= Children (band) =

American band

CHILDREN is a Los Angeles–based band with five members: Tom Gil, Jeff Steiskal, Mark Yates, Graham Walker, and Trevor Wallace. The group initially began playing together informally in 2013, out of a warehouse practice space in Long Beach, California.

Their early endeavors culminated with the release of their first album, Feel Time, in March 2014. While not garnering much attention outside of the LA area, Feel Time propelled the band into over 40 local performances, and in May 2014, CHILDREN was voted The Deli Magazine – Los Angeles's artist of the month. Music from the Feel Time album was played on the radio in both Atlanta, Georgia and Los Angeles, California.

In October 2014, all five members of the band travelled to a house in Mississippi to record their sophomore album, Great River.

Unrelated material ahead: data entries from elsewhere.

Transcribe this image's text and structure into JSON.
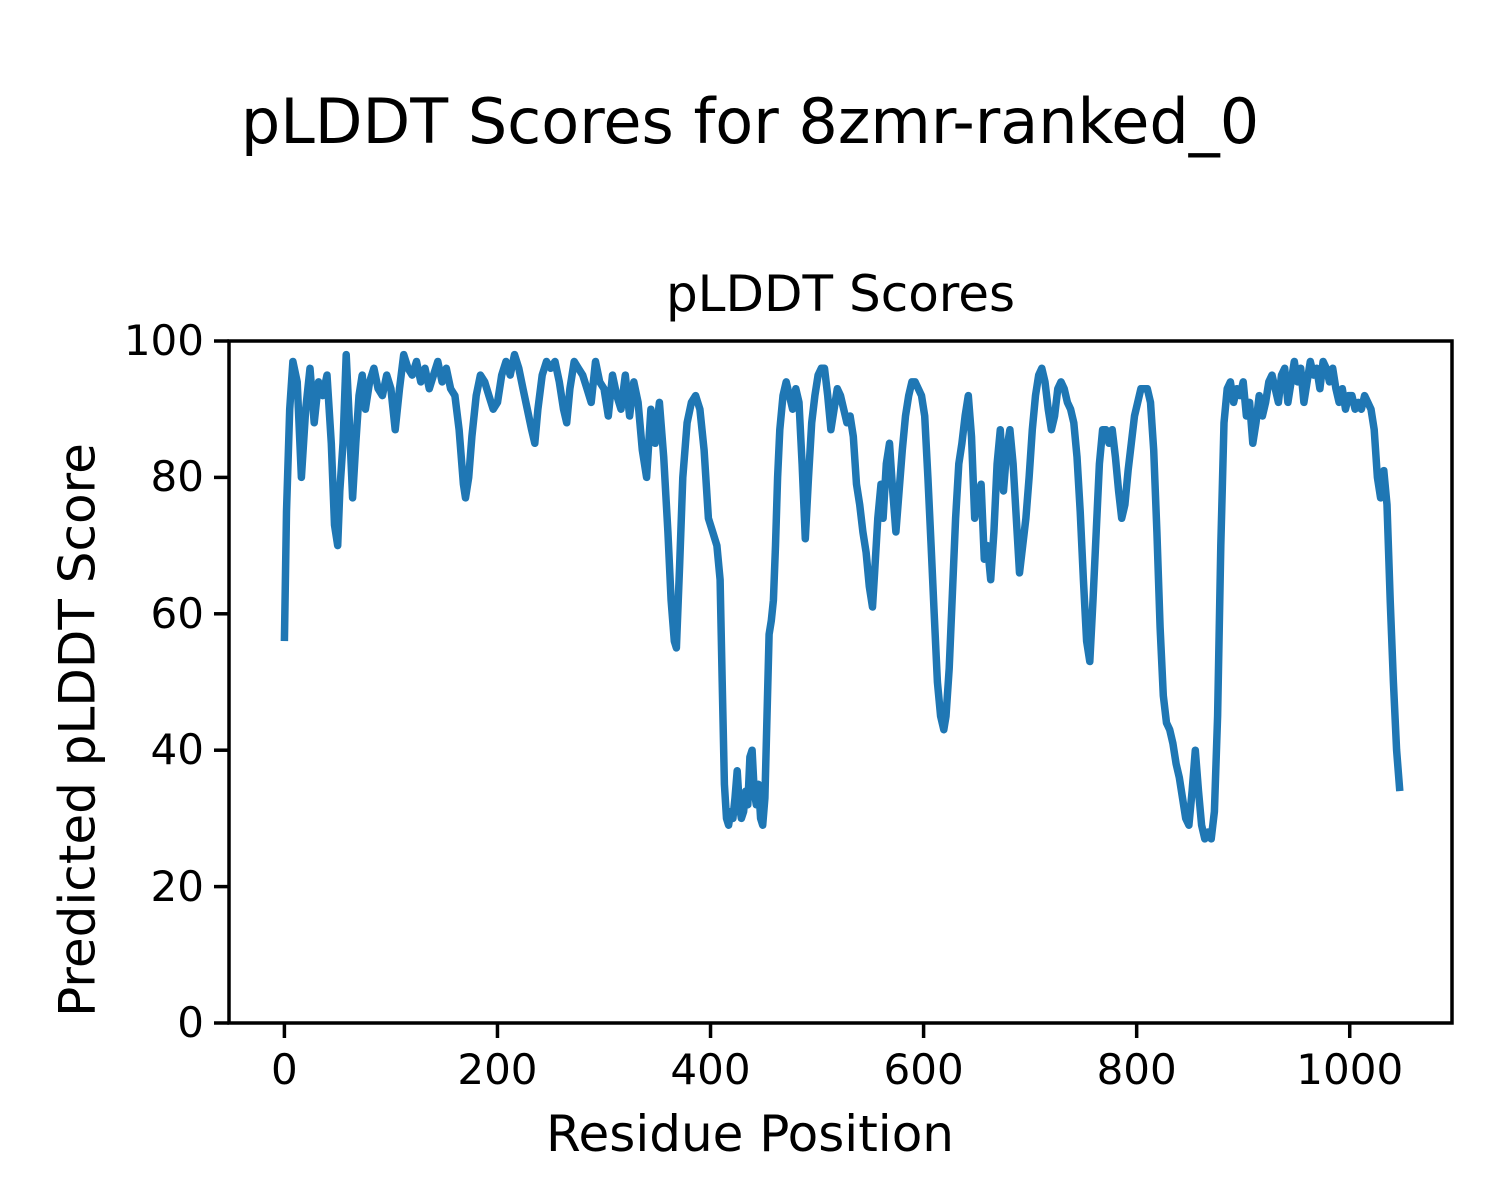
{
  "figure": {
    "suptitle": "pLDDT Scores for 8zmr-ranked_0",
    "background_color": "#ffffff",
    "text_color": "#000000"
  },
  "chart_data": {
    "type": "line",
    "title": "pLDDT Scores",
    "xlabel": "Residue Position",
    "ylabel": "Predicted pLDDT Score",
    "xlim": [
      -52,
      1096
    ],
    "ylim": [
      0,
      100
    ],
    "xticks": [
      0,
      200,
      400,
      600,
      800,
      1000
    ],
    "yticks": [
      0,
      20,
      40,
      60,
      80,
      100
    ],
    "grid": false,
    "legend": "none",
    "line_color": "#1f77b4",
    "line_width": 7.5,
    "axis_color": "#000000",
    "series": [
      {
        "name": "pLDDT",
        "x": [
          0,
          2,
          5,
          8,
          12,
          16,
          20,
          24,
          28,
          32,
          36,
          40,
          44,
          47,
          50,
          52,
          55,
          58,
          61,
          64,
          67,
          70,
          73,
          76,
          80,
          84,
          88,
          92,
          96,
          100,
          104,
          108,
          112,
          116,
          120,
          124,
          128,
          132,
          136,
          140,
          144,
          148,
          152,
          156,
          160,
          164,
          168,
          170,
          173,
          176,
          180,
          184,
          188,
          192,
          196,
          200,
          204,
          208,
          212,
          216,
          220,
          224,
          228,
          232,
          235,
          238,
          242,
          246,
          250,
          254,
          258,
          262,
          265,
          268,
          272,
          276,
          280,
          284,
          288,
          292,
          296,
          300,
          304,
          308,
          312,
          316,
          320,
          324,
          328,
          332,
          336,
          340,
          344,
          348,
          352,
          356,
          360,
          363,
          366,
          368,
          371,
          374,
          378,
          382,
          386,
          390,
          394,
          398,
          402,
          406,
          409,
          411,
          413,
          415,
          417,
          419,
          421,
          423,
          425,
          427,
          429,
          431,
          433,
          435,
          437,
          439,
          441,
          443,
          445,
          447,
          449,
          451,
          453,
          455,
          457,
          459,
          461,
          463,
          465,
          468,
          471,
          474,
          477,
          480,
          483,
          486,
          489,
          492,
          495,
          498,
          501,
          504,
          507,
          510,
          513,
          516,
          519,
          522,
          525,
          528,
          531,
          534,
          537,
          540,
          543,
          546,
          549,
          552,
          554,
          557,
          560,
          562,
          565,
          568,
          571,
          574,
          577,
          580,
          583,
          586,
          589,
          592,
          595,
          598,
          601,
          604,
          607,
          610,
          613,
          616,
          619,
          621,
          624,
          627,
          630,
          633,
          636,
          639,
          642,
          645,
          648,
          651,
          654,
          657,
          660,
          663,
          666,
          669,
          672,
          675,
          678,
          681,
          684,
          687,
          690,
          693,
          696,
          699,
          702,
          705,
          708,
          711,
          714,
          717,
          720,
          723,
          726,
          729,
          732,
          735,
          738,
          741,
          744,
          747,
          750,
          753,
          756,
          759,
          762,
          765,
          768,
          771,
          774,
          777,
          780,
          783,
          786,
          789,
          792,
          795,
          798,
          801,
          804,
          807,
          810,
          813,
          816,
          819,
          822,
          825,
          828,
          831,
          834,
          837,
          840,
          843,
          846,
          849,
          852,
          855,
          858,
          861,
          864,
          867,
          870,
          873,
          876,
          879,
          882,
          885,
          888,
          891,
          894,
          897,
          900,
          903,
          906,
          909,
          912,
          915,
          918,
          921,
          924,
          927,
          930,
          933,
          936,
          939,
          942,
          945,
          948,
          951,
          954,
          957,
          960,
          963,
          966,
          969,
          972,
          975,
          978,
          981,
          984,
          987,
          990,
          993,
          996,
          999,
          1002,
          1005,
          1008,
          1011,
          1014,
          1017,
          1020,
          1023,
          1026,
          1029,
          1032,
          1035,
          1038,
          1041,
          1044,
          1047
        ],
        "y": [
          56,
          75,
          90,
          97,
          94,
          80,
          90,
          96,
          88,
          94,
          92,
          95,
          85,
          73,
          70,
          78,
          85,
          98,
          88,
          77,
          85,
          92,
          95,
          90,
          94,
          96,
          93,
          92,
          95,
          93,
          87,
          93,
          98,
          96,
          95,
          97,
          94,
          96,
          93,
          95,
          97,
          94,
          96,
          93,
          92,
          87,
          79,
          77,
          80,
          86,
          92,
          95,
          94,
          92,
          90,
          91,
          95,
          97,
          95,
          98,
          96,
          93,
          90,
          87,
          85,
          90,
          95,
          97,
          96,
          97,
          94,
          90,
          88,
          93,
          97,
          96,
          95,
          93,
          91,
          97,
          94,
          93,
          89,
          95,
          92,
          90,
          95,
          89,
          94,
          91,
          84,
          80,
          90,
          85,
          91,
          83,
          72,
          62,
          56,
          55,
          67,
          80,
          88,
          91,
          92,
          90,
          84,
          74,
          72,
          70,
          65,
          50,
          35,
          30,
          29,
          31,
          30,
          33,
          37,
          32,
          30,
          31,
          34,
          32,
          39,
          40,
          34,
          32,
          35,
          30,
          29,
          33,
          45,
          57,
          59,
          62,
          70,
          80,
          87,
          92,
          94,
          92,
          90,
          93,
          91,
          82,
          71,
          80,
          88,
          92,
          95,
          96,
          96,
          92,
          87,
          90,
          93,
          92,
          90,
          88,
          89,
          86,
          79,
          76,
          72,
          69,
          64,
          61,
          66,
          74,
          79,
          74,
          82,
          85,
          78,
          72,
          78,
          84,
          89,
          92,
          94,
          94,
          93,
          92,
          89,
          80,
          70,
          60,
          50,
          45,
          43,
          45,
          52,
          63,
          74,
          82,
          85,
          89,
          92,
          86,
          74,
          77,
          79,
          68,
          70,
          65,
          72,
          82,
          87,
          78,
          84,
          87,
          82,
          74,
          66,
          70,
          74,
          80,
          87,
          92,
          95,
          96,
          94,
          90,
          87,
          89,
          93,
          94,
          93,
          91,
          90,
          88,
          83,
          75,
          65,
          56,
          53,
          62,
          72,
          82,
          87,
          87,
          85,
          87,
          83,
          78,
          74,
          76,
          81,
          85,
          89,
          91,
          93,
          93,
          93,
          91,
          84,
          72,
          58,
          48,
          44,
          43,
          41,
          38,
          36,
          33,
          30,
          29,
          34,
          40,
          34,
          29,
          27,
          28,
          27,
          31,
          45,
          70,
          88,
          93,
          94,
          91,
          93,
          92,
          94,
          89,
          91,
          85,
          88,
          92,
          89,
          91,
          94,
          95,
          93,
          91,
          95,
          96,
          91,
          94,
          97,
          94,
          96,
          91,
          94,
          97,
          95,
          96,
          93,
          97,
          96,
          94,
          96,
          93,
          91,
          93,
          90,
          92,
          92,
          90,
          91,
          90,
          92,
          91,
          90,
          87,
          80,
          77,
          81,
          76,
          62,
          50,
          40,
          34
        ]
      }
    ]
  }
}
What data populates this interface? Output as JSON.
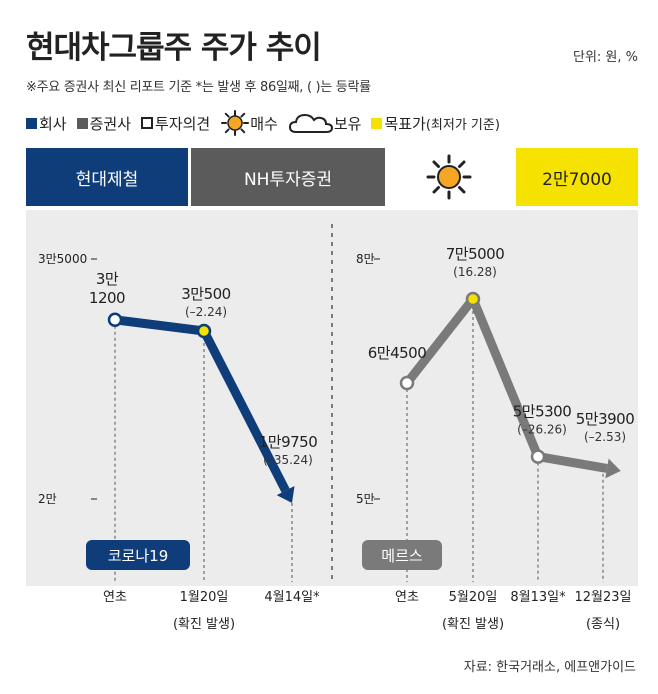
{
  "title": "현대차그룹주 주가 추이",
  "unit": "단위: 원, %",
  "note": "※주요 증권사 최신 리포트 기준  *는 발생 후 86일째, (  )는 등락률",
  "legend": {
    "company": "회사",
    "broker": "증권사",
    "opinion": "투자의견",
    "buy": "매수",
    "hold": "보유",
    "target": "목표가",
    "target_note": "(최저가 기준)",
    "colors": {
      "company": "#0e3d7a",
      "broker": "#5b5b5b",
      "target": "#f6e200",
      "sun": "#f5a623"
    }
  },
  "header": {
    "company": "현대제철",
    "broker": "NH투자증권",
    "opinion_icon": "sun-icon",
    "target_price": "2만7000"
  },
  "footer": "자료: 한국거래소, 에프앤가이드",
  "chart_data": [
    {
      "type": "line",
      "name": "코로나19",
      "color": "#0e3d7a",
      "y_ticks": [
        {
          "value": 35000,
          "label": "3만5000"
        },
        {
          "value": 20000,
          "label": "2만"
        }
      ],
      "points": [
        {
          "x_label": "연초",
          "x_sub": "",
          "value": 31200,
          "label": "3만\n1200",
          "change": ""
        },
        {
          "x_label": "1월20일",
          "x_sub": "(확진 발생)",
          "value": 30500,
          "label": "3만500",
          "change": "(–2.24)"
        },
        {
          "x_label": "4월14일*",
          "x_sub": "",
          "value": 19750,
          "label": "1만9750",
          "change": "(–35.24)"
        }
      ]
    },
    {
      "type": "line",
      "name": "메르스",
      "color": "#7a7a7a",
      "y_ticks": [
        {
          "value": 80000,
          "label": "8만"
        },
        {
          "value": 50000,
          "label": "5만"
        }
      ],
      "points": [
        {
          "x_label": "연초",
          "x_sub": "",
          "value": 64500,
          "label": "6만4500",
          "change": ""
        },
        {
          "x_label": "5월20일",
          "x_sub": "(확진 발생)",
          "value": 75000,
          "label": "7만5000",
          "change": "(16.28)"
        },
        {
          "x_label": "8월13일*",
          "x_sub": "",
          "value": 55300,
          "label": "5만5300",
          "change": "(–26.26)"
        },
        {
          "x_label": "12월23일",
          "x_sub": "(종식)",
          "value": 53900,
          "label": "5만3900",
          "change": "(–2.53)"
        }
      ]
    }
  ]
}
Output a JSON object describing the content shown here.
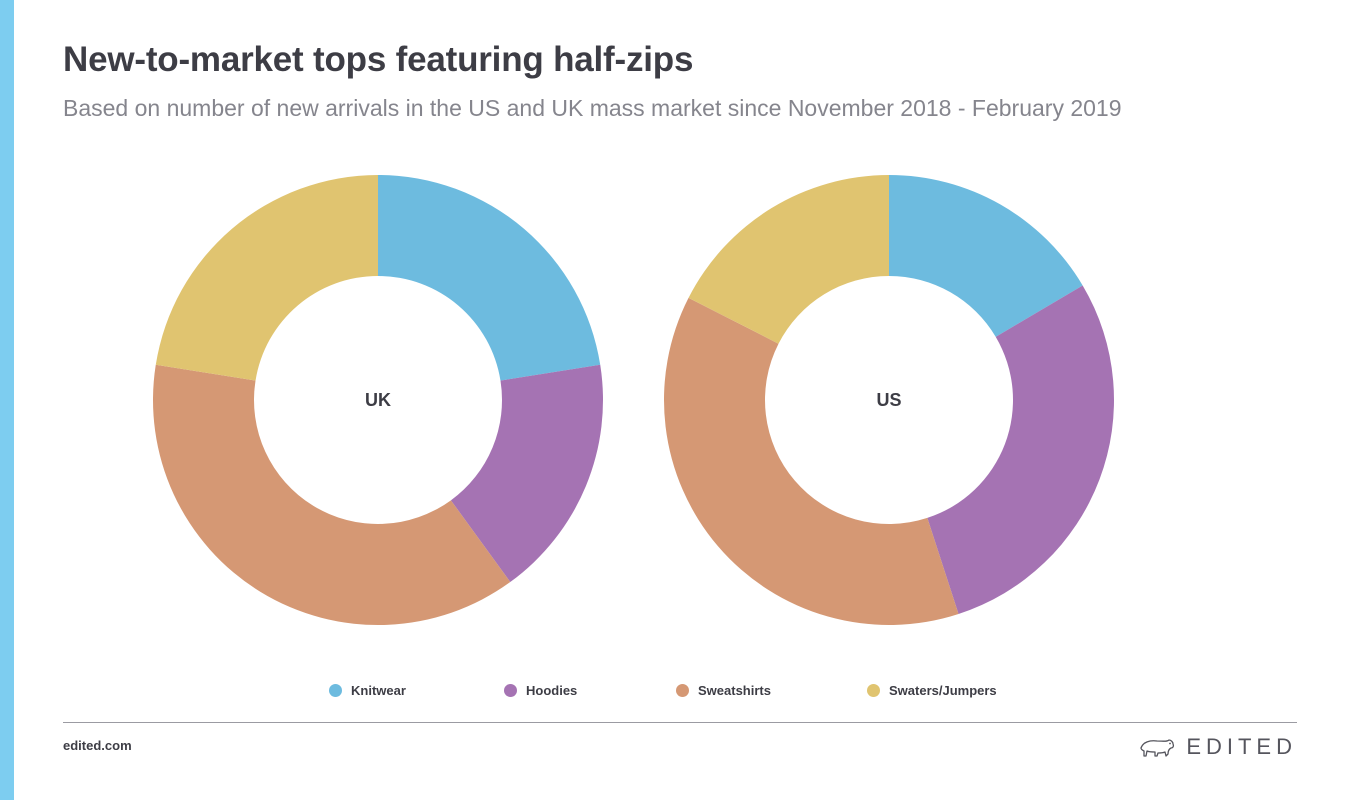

Prior to the album's release on April 24, 2015, on Future Force Records, CHILDREN's Great River was featured on Los Angeles music blogs Free Bike Valet and Buzzbands LA. Their song Incantation was played on AM radio in Montreal, Quebec, Canada by the independent music radio show Killer Baby Tomatoes.

Following the April 24, 2015, release of Great River, the album received a favorable review from Girl Underground Music: "In the midst of the revival of 60's psychedelic sounds currently on the music market, it can become difficult breaking away from primarily being thrown under this genre. The bands that are capable of standing out and defining a sound of their own will be the ones to rise above the sea line. Children is one of these bands". Their song Incantation was chosen as the soundtrack to a time-lapse video of Oakland, California artist Jennifer Lugris Park's "Forgiven" series. In May 2015, Great River was featured as one of LAist.com's top 5 albums of the month.